Tito Fernandes foi mais tarde libertado sem ser apresentado a tribunal e no avião, proveniente da Guiné-Bissau, seguia ainda Dinisia Reis Embaló.

Segundo fonte policial, o montante foi apreendido e a sua origem vai agora ser investigada pelas autoridades.

De acordo com uma nota emitida pela PJ no domingo, "o voo estava inicialmente classificado como sendo militar e, depois de Lisboa, seguiria para [o aeroporto de] Beja", no sul de Portugal, tendo-se posteriormente verificado que a sua natureza e destino final "eram distintos" dos que tinham sido indicados às autoridades aeronáuticas.

Fonte ligada à investigação especificou que o destino final seria o Dubai.

A ação policial, em conjunto com a Autoridade Tributária, aconteceu na sequência de uma denúncia anónima.

Um autodenominado "alto comando militar" tomou o poder na Guiné-Bissau em 26 de novembro, três dias depois das eleições gerais (presidenciais e legislativas) do país africano e um dia antes da data anunciada para a divulgação dos resultados.

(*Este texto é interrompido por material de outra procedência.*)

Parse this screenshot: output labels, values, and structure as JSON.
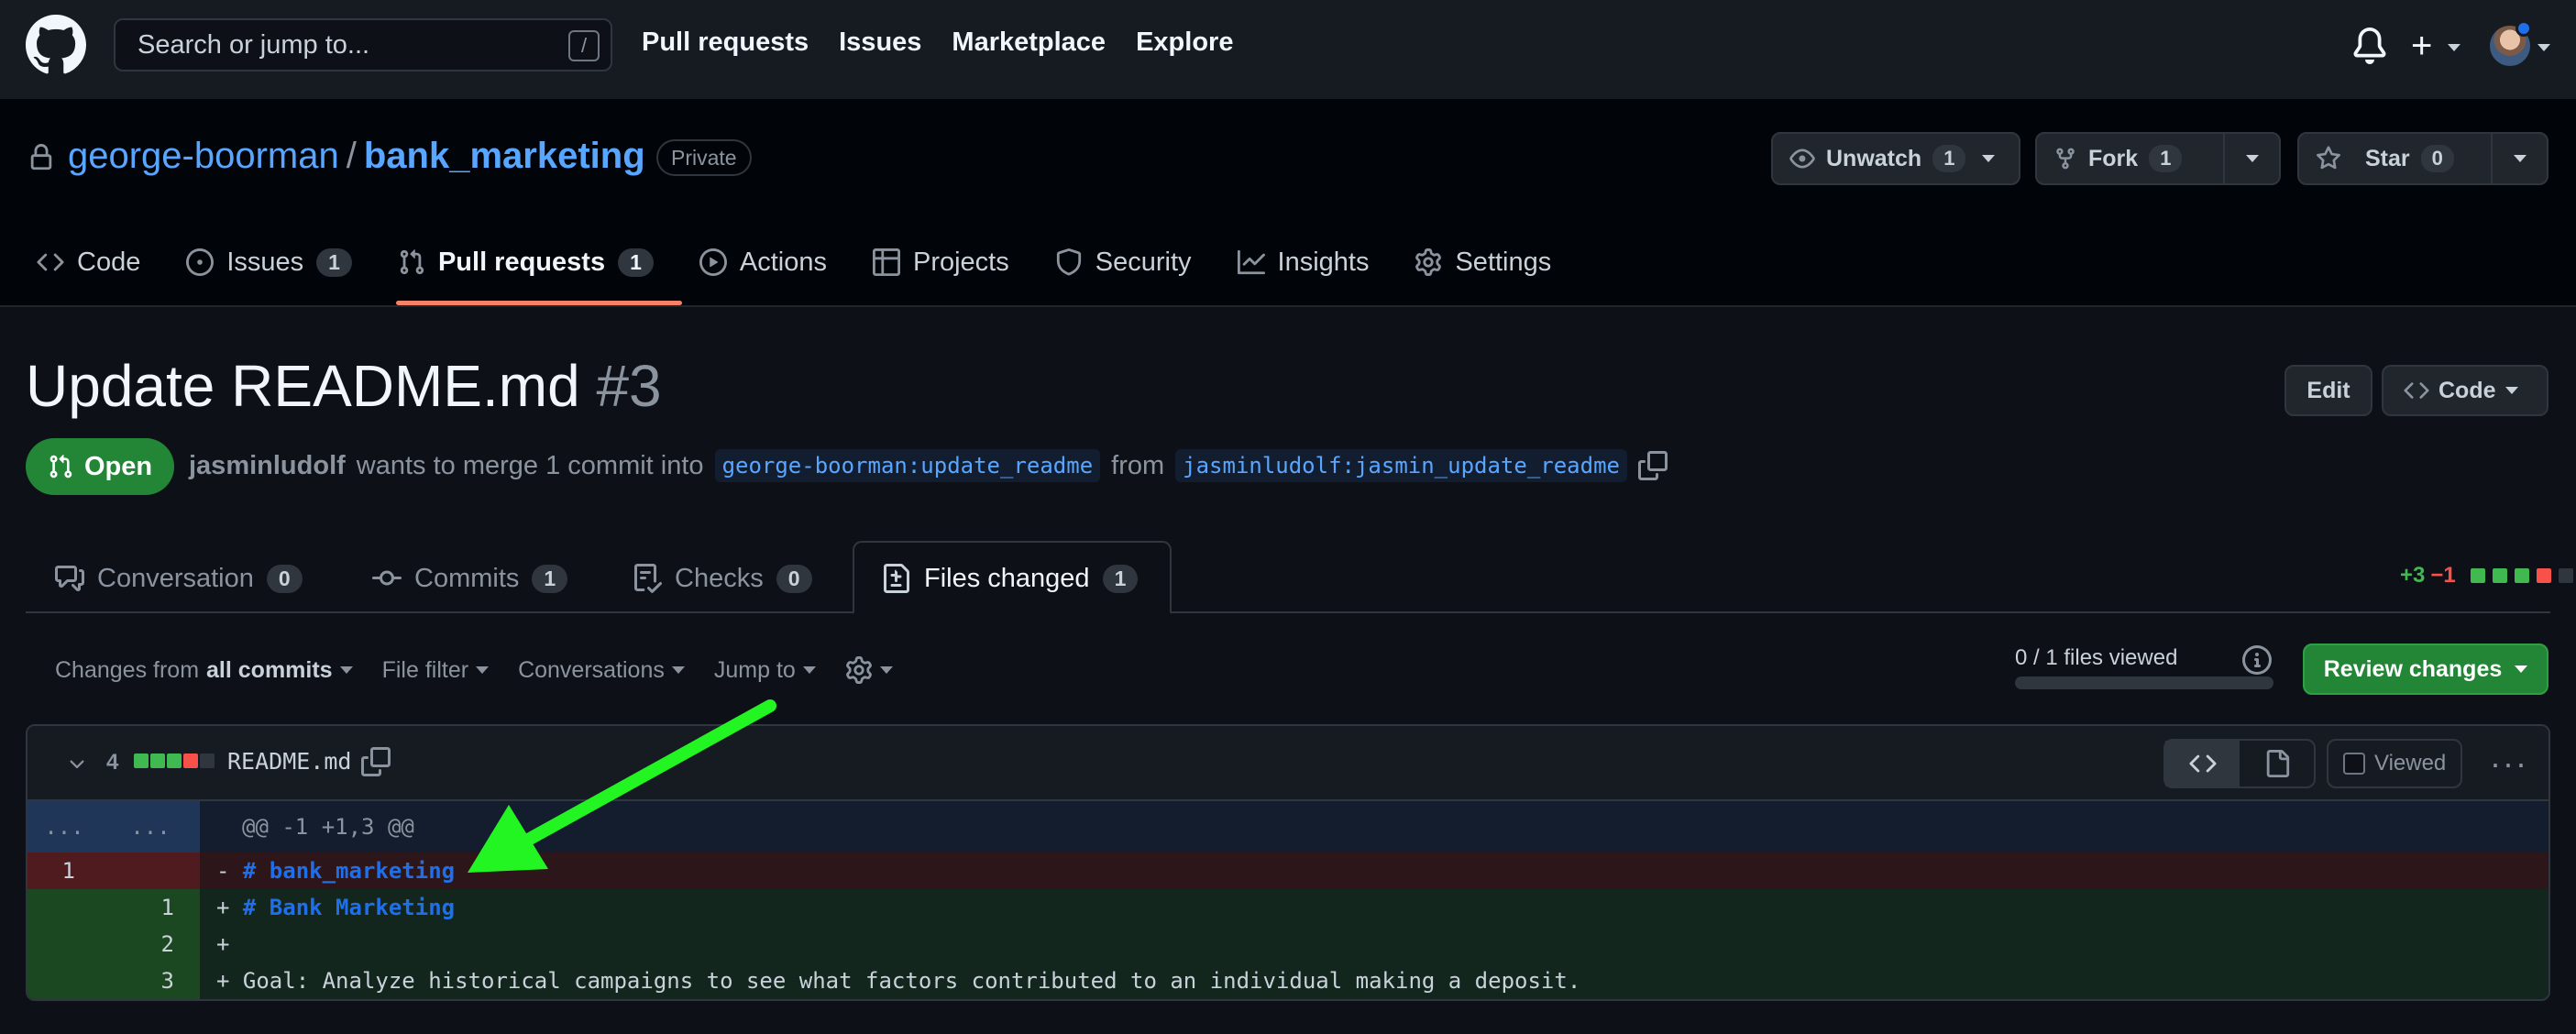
{
  "topbar": {
    "search_placeholder": "Search or jump to...",
    "search_shortcut": "/",
    "nav": [
      "Pull requests",
      "Issues",
      "Marketplace",
      "Explore"
    ],
    "plus": "+"
  },
  "repo": {
    "owner": "george-boorman",
    "separator": "/",
    "name": "bank_marketing",
    "visibility": "Private",
    "unwatch_label": "Unwatch",
    "unwatch_count": "1",
    "fork_label": "Fork",
    "fork_count": "1",
    "star_label": "Star",
    "star_count": "0"
  },
  "repo_tabs": [
    {
      "label": "Code",
      "count": null,
      "icon": "code-icon"
    },
    {
      "label": "Issues",
      "count": "1",
      "icon": "issue-icon"
    },
    {
      "label": "Pull requests",
      "count": "1",
      "icon": "pull-request-icon"
    },
    {
      "label": "Actions",
      "count": null,
      "icon": "play-icon"
    },
    {
      "label": "Projects",
      "count": null,
      "icon": "table-icon"
    },
    {
      "label": "Security",
      "count": null,
      "icon": "shield-icon"
    },
    {
      "label": "Insights",
      "count": null,
      "icon": "graph-icon"
    },
    {
      "label": "Settings",
      "count": null,
      "icon": "gear-icon"
    }
  ],
  "pr": {
    "title": "Update README.md",
    "number": "#3",
    "state": "Open",
    "author": "jasminludolf",
    "meta_text": "wants to merge 1 commit into",
    "base_branch": "george-boorman:update_readme",
    "from_text": "from",
    "head_branch": "jasminludolf:jasmin_update_readme",
    "edit_label": "Edit",
    "code_label": "Code"
  },
  "pr_tabs": [
    {
      "label": "Conversation",
      "count": "0"
    },
    {
      "label": "Commits",
      "count": "1"
    },
    {
      "label": "Checks",
      "count": "0"
    },
    {
      "label": "Files changed",
      "count": "1"
    }
  ],
  "diffstat": {
    "additions": "+3",
    "deletions": "−1",
    "colors": [
      "#3fb950",
      "#3fb950",
      "#3fb950",
      "#f85149",
      "#30363d"
    ]
  },
  "toolbar": {
    "changes_from": "Changes from",
    "changes_from_value": "all commits",
    "file_filter": "File filter",
    "conversations": "Conversations",
    "jump_to": "Jump to",
    "files_viewed": "0 / 1 files viewed",
    "files_viewed_fraction": 0,
    "review_changes": "Review changes"
  },
  "file": {
    "change_count": "4",
    "bars": [
      "#3fb950",
      "#3fb950",
      "#3fb950",
      "#f85149",
      "#30363d"
    ],
    "name": "README.md",
    "viewed_label": "Viewed",
    "more": "···"
  },
  "diff": {
    "hunk_left": "...",
    "hunk_right": "...",
    "hunk_header": "@@ -1 +1,3 @@",
    "lines": [
      {
        "type": "del",
        "old": "1",
        "new": "",
        "sign": "-",
        "text": "# bank_marketing"
      },
      {
        "type": "add",
        "old": "",
        "new": "1",
        "sign": "+",
        "text": "# Bank Marketing"
      },
      {
        "type": "add",
        "old": "",
        "new": "2",
        "sign": "+",
        "text": ""
      },
      {
        "type": "add",
        "old": "",
        "new": "3",
        "sign": "+",
        "text": "Goal: Analyze historical campaigns to see what factors contributed to an individual making a deposit."
      }
    ]
  },
  "annotation": {
    "color": "#22f522"
  }
}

A oposição e figuras internacionais têm afirmado que o golpe de Estado foi uma encenação orquestrada por Sissoco Embaló por alegadamente ter sido derrotado nas urnas, impedindo assim a divulgação de resultados e mandando prender de forma arbitrária diversas figuras que apoiavam o candidato que reclama vitória, Fernando Dias.

Entre os detidos, está Domingos Simões Pereira, presidente do Partido Africano para a Independência da Guiné e Cabo Verde (PAIGC), enquanto Fernando Dias está refugiado na embaixada da Nigéria em Bissau.

Depois de destituído, Sissoco Embaló saiu de Bissau, em 28 de novembro, para Dacar, no Senegal, e dias depois, deixou este país e foi para Brazaville, no Congo.

Em 4 de dezembro, circulava nas redes sociais a informação de que viajara, na véspera, para Marrocos.